Rise of the Digital NEH (fwd link)

phil cash cash cashcash at EMAIL.ARIZONA.EDU
Wed Apr 9 17:03:34 UTC 2008


Rise of the Digital NEH

Inside Higher Ed
--Andy Guess

With more and more humanities scholars embracing scholarship that is either
conducted or published online, funding agencies and a network of “digital
humanities centers” are stepping up to provide money and organizational
structure for what has been a grassroots movement.

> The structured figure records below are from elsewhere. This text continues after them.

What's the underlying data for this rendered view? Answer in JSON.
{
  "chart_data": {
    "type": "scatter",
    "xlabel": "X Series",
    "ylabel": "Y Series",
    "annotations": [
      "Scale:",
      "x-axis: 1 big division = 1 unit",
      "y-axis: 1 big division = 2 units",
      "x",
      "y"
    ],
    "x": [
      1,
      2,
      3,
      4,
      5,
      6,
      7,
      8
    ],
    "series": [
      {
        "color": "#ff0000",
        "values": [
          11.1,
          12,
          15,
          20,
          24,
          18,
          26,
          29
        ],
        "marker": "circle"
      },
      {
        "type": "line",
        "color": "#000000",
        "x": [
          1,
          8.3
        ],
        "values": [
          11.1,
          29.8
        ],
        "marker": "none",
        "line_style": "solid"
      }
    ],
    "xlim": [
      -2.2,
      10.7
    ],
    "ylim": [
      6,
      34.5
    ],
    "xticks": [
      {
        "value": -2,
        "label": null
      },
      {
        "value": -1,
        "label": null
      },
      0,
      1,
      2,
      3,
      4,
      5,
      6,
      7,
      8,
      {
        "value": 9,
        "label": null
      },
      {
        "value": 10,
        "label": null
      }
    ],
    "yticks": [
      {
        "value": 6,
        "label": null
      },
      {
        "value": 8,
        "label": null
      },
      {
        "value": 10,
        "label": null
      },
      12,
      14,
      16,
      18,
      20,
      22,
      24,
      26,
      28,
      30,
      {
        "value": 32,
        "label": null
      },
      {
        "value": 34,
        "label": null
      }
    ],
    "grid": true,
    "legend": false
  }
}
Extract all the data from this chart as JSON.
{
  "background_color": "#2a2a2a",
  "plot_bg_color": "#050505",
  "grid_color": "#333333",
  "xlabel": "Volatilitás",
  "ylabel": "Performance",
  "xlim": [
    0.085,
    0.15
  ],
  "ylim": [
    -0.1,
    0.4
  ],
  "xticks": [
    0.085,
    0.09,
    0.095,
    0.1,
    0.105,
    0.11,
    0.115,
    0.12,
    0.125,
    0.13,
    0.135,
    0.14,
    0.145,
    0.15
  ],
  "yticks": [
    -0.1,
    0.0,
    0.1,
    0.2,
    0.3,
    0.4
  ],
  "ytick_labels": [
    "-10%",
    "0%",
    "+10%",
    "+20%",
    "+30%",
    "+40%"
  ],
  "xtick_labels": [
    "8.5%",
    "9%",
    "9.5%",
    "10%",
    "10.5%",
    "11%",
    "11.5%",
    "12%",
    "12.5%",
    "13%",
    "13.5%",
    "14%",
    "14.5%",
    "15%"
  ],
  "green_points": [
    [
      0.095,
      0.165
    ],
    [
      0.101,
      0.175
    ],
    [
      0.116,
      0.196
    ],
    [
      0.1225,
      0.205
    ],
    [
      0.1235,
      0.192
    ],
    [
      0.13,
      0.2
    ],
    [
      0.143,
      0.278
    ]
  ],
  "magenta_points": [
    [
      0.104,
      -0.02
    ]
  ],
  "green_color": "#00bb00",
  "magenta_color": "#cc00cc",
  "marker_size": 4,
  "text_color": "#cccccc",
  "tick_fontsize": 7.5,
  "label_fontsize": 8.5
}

Some of the most important leadership in the growing interdisciplinary subfield
is coming from the National Endowment for the Humanities, the largest single
supporter of humanities programs. Last month, the endowment announced that its
two-year Digital Humanities Initiative was being formalized into a permanent
Office of Digital Humanities as it awarded several new Transatlantic
Digitization Collaboration grants (along with the Joint Information Systems
Committee, a British higher education IT promotion organization) to boost
scholarly exchange between American and European researchers.

“Digital technology is bringing the humanities to a vast new audience and
changing the way that humanities scholars perform their work,” said Bruce Cole,
the endowment’s chairman, at the announcement on March 25. “It allows new
questions to be raised and is transforming how we search, research, display,
teach and analyze humanities resources and materials.”